Allo stesso modo, da ascoltatore, non potrò mai dimenticare i pomeriggi interi a studiare (più o meno) ascoltando Feelies, Charlatans, Dirty Looks, Violent Femmes, e le notti in macchina girando per una città che riprendeva a respirare dopo anni trascorsi sotto la cappa opprimente di un coprifuoco non dichiarato ma reale, in sottofondo la musica che Gianni De Luca e i deejay avevano scelta per caratterizzarla: il rock, ed il pop – raffinato ed etereo – degli anni Ottanta. Non a caso, rappresentato dai Denovo. Post beatlesiani, sulla scia di David Byrne e dei suoi Talkin Heads, di Andy Partridge e degli Xtc, partendo da un garage-sala prove sulla circonvallazione agli albori degli anni Ottanta. I Denovo di Persuasione, in particolare, pubblicato in quel 1987 dei miracoli per la quantità e la qualità della musica che girava nel l’etere. E chi se lo dimentica, anche anni dopo, il coro «E non pensarci più non c’è nessuno», che saliva come un’onda dalla pista del Banacher?

Perché Catania l’abbiamo vissuta così: una partita al Vegas, un frappé alla Nutella dallo zio Lino, un cornetto in via Napoli, un pomeriggio giovani al McIntosh, un Sunday Rock all’Empire e Radio Delfino sintonizzata nelle macchine. Nelle autoradio Pioneer, quelle che tiravamo fuori nascondendole nel vano portaoggetti, prima che arrivassero i frontalini estraibili. Radio Delfino era un modo di essere, la via più breve per essere sulla stessa lunghezza d’onda con la meglio gioventù catanese che si riappropriava della propria città, in tasca pochi soldi e una miriade di sogni da realizzare, quando ci si divideva tra quelli che tenevano per i Rem e quelli che stavano per gli U2, tra chi parteggiava per i Dire Straits e chi per i Gun’s Roses, ma la voce di Natalie Merchant ci metteva tutti d’accordo. Che se si ascoltava un ritornello che citava come fosse uno scioglilingua il numero di telefono di una puttana, 867-5309, si sapeva che si stava parlando di Tommy Tutone, e che i Go Flamingo erano un gruppo dark che non aveva niente da invidiare a certe cose scritte da Robertino Smith, ma venivano da Ferrara.

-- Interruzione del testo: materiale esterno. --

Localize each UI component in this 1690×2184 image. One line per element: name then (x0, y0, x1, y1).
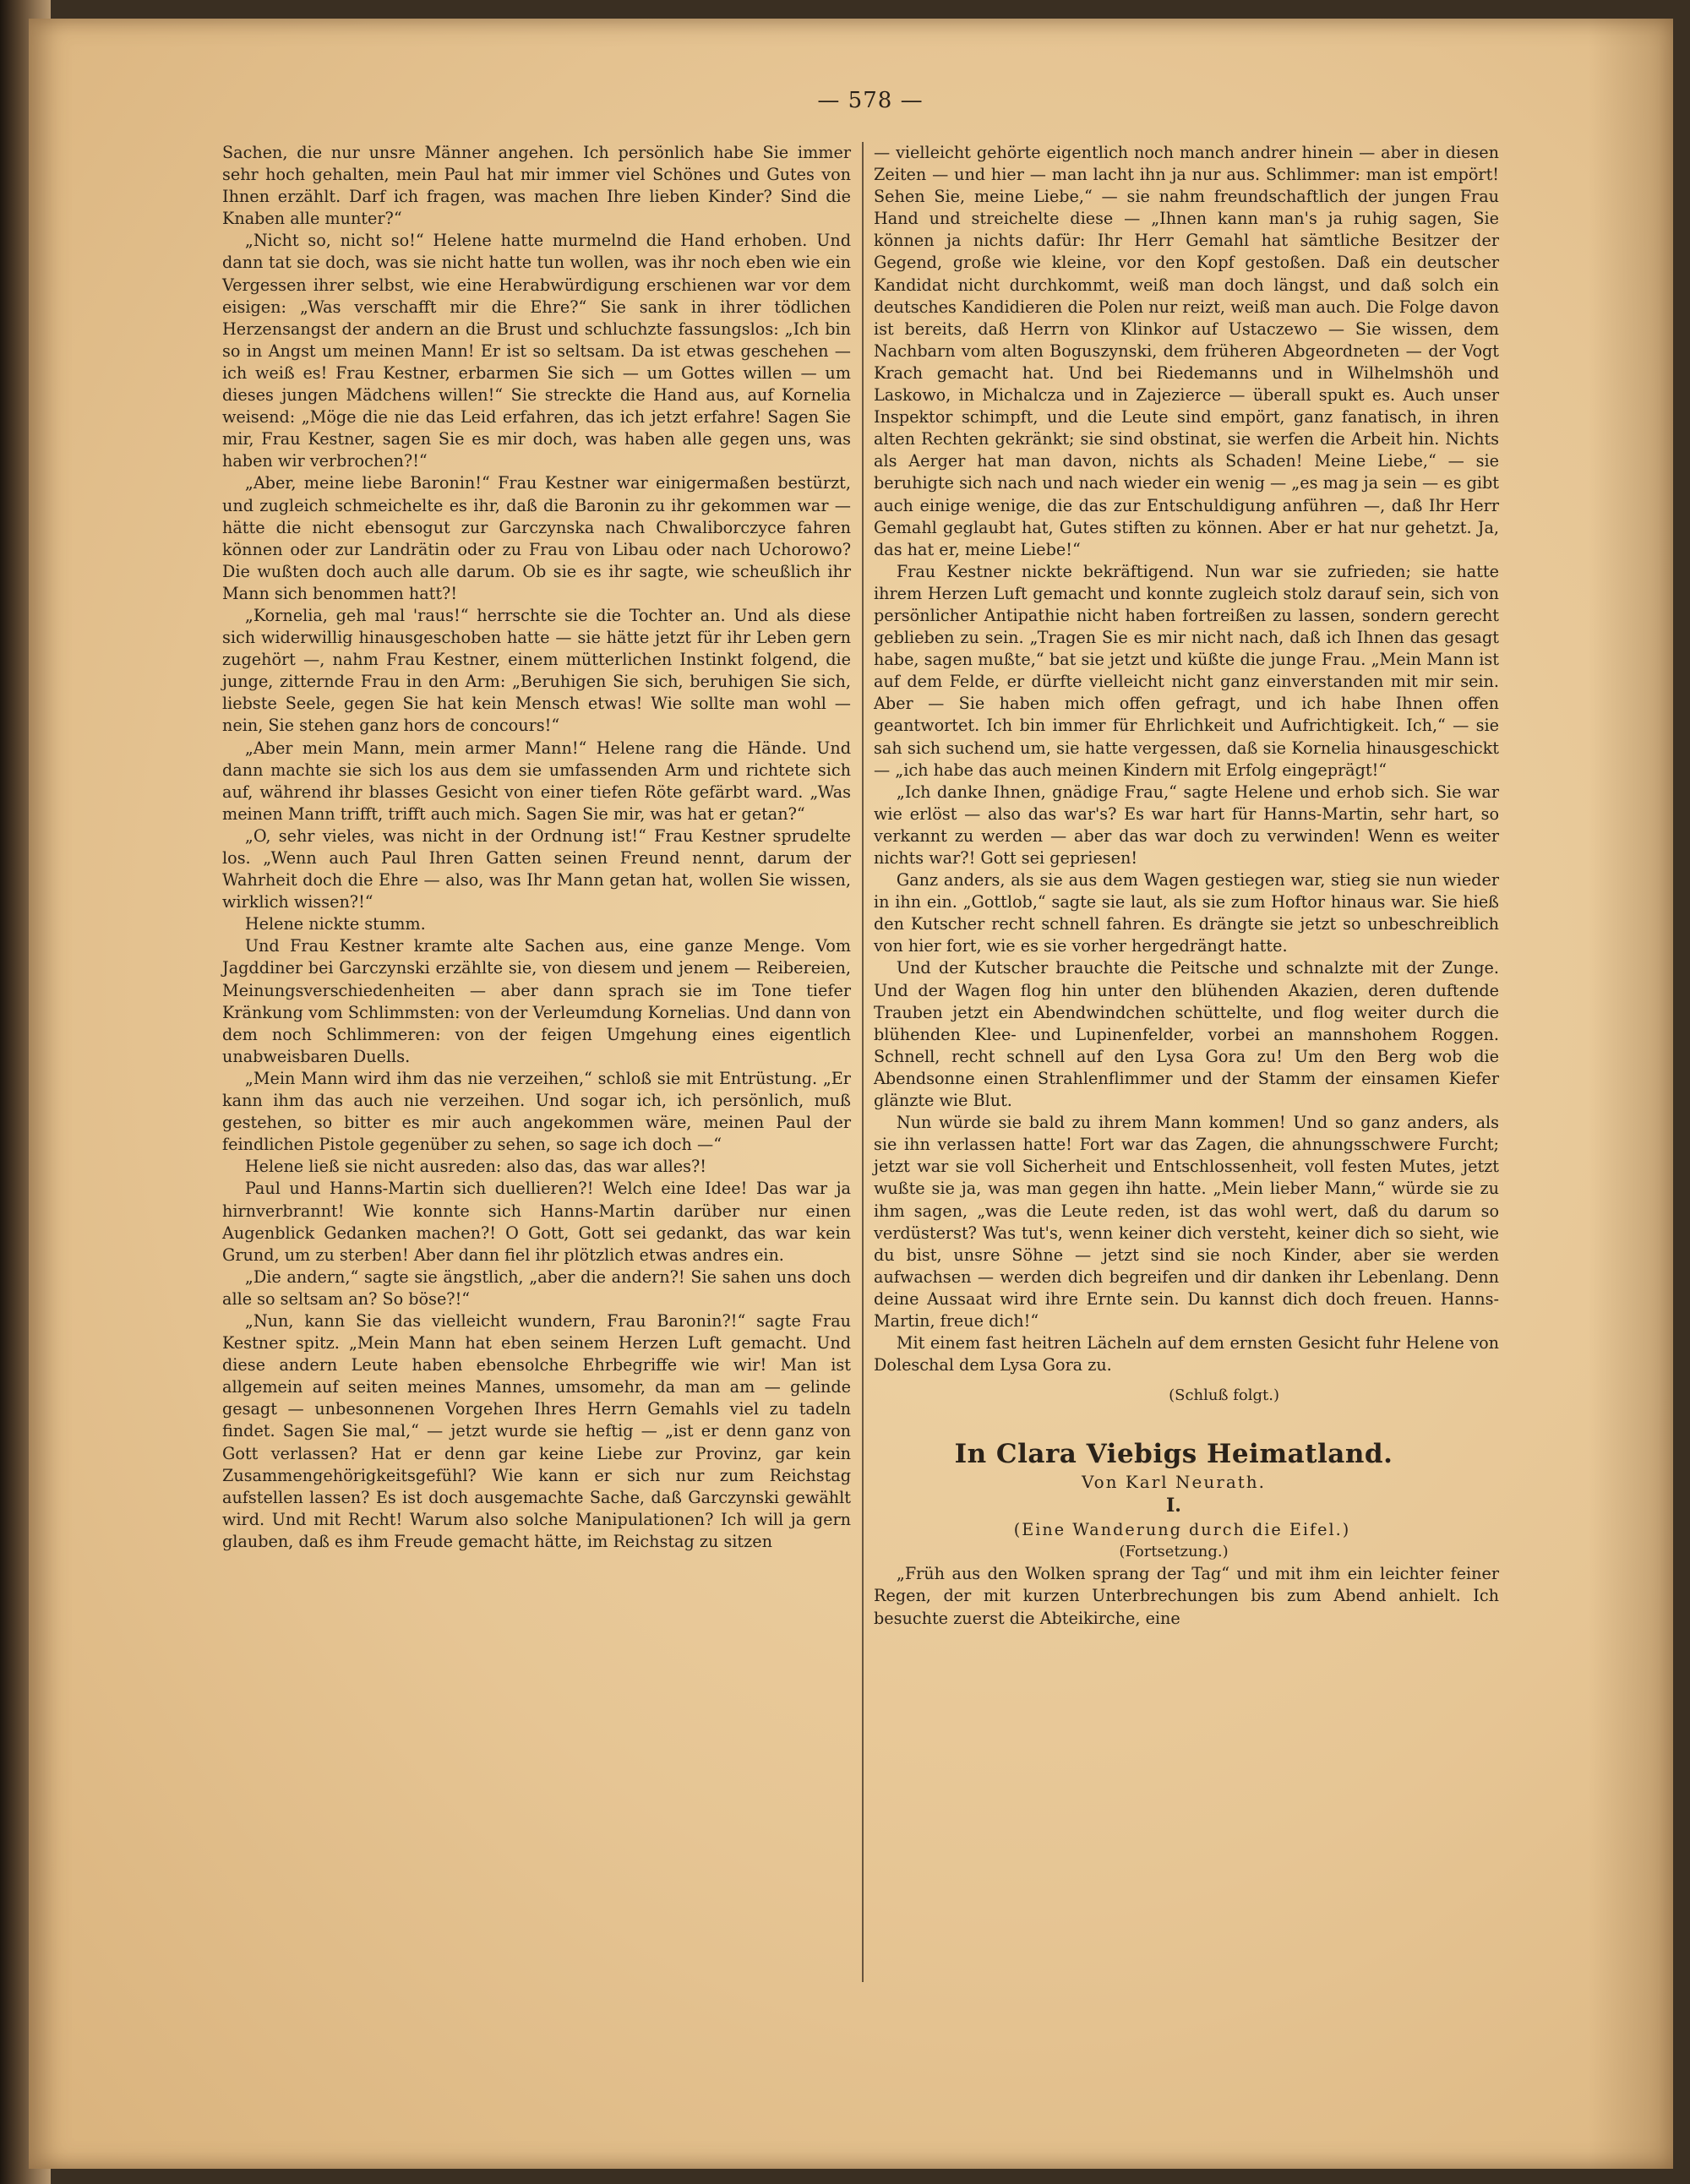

In fondo è vero che tutto passa, ma certe atmosfere rimangono per sempre. Come certi odori che si respirano nelle strade, come certe sensazioni che vagano libere nell’aria e che assocerai per sempre ai volti con i quali hai condiviso giornate da buttare e da ricordare, tenute insieme dal filo di una gioventù che ebbe nella voce rauca di Kurt Cobain, in quella allucinata di Tom Yorke e nel «I pray every single day for revolution» urlato da Linda Perry la propria colonna sonora.

Siamo stati la generazione cresciuta con Radio Delfino. La musica era una cosa seria, e anche se quei giorni ruggenti non torneranno più, è stato bello averli vissuti insieme a tutti quelli che ci sono stati. E scusatemi se, mentre scrivo queste parole, potete sentire il brivido che mi attraversa la schiena.